La afición del Real Zaragoza muestra sus bufandas antes de que comience el duelo ante el Madrid (Foto: Daniel Marzo).

Domingo de fútbol. Juega el Real Zaragoza. La misma rutina de siempre. Dejo a medias la siesta. Cojo la bufanda y un jersey fino por si acaso, aunque en la calle hace 25 grados. "¿Adónde vas? ¡Al fútbol! No son ni las cinco ¿el partido no era a las nueve?". Sonrío ante la pregunta. Hay que hacer una buena previa ahora que se puede estar en una terraza al sol y que LaLiga se va a acabar; luego lo echaremos de menos.

Camino despacio por Gran Vía.

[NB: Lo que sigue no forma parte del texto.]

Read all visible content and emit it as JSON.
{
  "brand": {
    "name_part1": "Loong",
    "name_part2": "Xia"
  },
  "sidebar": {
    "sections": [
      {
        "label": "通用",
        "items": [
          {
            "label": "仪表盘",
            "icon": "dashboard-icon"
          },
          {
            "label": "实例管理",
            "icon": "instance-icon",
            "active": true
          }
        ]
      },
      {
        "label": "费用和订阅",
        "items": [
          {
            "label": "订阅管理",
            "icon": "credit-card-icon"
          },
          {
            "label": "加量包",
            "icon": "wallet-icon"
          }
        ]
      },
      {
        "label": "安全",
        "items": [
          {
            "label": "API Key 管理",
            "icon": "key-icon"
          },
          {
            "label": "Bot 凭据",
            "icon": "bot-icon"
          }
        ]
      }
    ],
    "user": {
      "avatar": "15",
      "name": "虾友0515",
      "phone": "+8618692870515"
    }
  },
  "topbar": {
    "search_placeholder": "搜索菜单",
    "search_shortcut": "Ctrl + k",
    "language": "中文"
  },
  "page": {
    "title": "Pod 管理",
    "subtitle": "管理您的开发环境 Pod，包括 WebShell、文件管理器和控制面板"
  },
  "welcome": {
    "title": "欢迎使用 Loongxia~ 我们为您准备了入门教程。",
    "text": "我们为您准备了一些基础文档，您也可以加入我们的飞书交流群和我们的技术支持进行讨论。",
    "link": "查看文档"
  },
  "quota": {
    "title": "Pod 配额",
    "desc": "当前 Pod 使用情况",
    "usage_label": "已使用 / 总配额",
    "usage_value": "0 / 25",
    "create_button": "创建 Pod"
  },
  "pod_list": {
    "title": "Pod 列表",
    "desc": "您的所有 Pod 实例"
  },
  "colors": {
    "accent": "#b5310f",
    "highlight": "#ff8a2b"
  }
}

Ya se ven las primeras bufandas,  padres con sus hijos, parejas de novios, un grupo de preadolescentes llenos de ruido y acné. Uno siempre mira a los chavales de la ESO con nostalgia, mi pasado reflejado en ellos. El ambiente en las calles tiene un color invisible para el no futbolero, daltónico ante las miles de señales de que hoy es un día especial. El zaragocismo vive enganchado a la tensión por escapar del Infierno, y esa esperanza que se vive en cada día de partido la convierte en algo dulce.

Por el camino hay algunos dilemas. ¿Radio o música? ¿Martín Martín o Frutos Secos? ¿Terraza o botellines de un euro en el pub de la City? Recuerdo años atrás cuando eramos un saco de supersticiones. Si te compras un donut y el Zaragoza gana, el sábado siguiente llévate la caja entera o será tu culpa que pierda. Teníamos rituales que nos acercaban a la victoria. Coger siempre la misma manta en invierno, sentarte en el mismo asiento, tirar al suelo la bolsa de pipas porque el anterior partido había marcado Sergio García justo después de derramar sin querer unas cuantas.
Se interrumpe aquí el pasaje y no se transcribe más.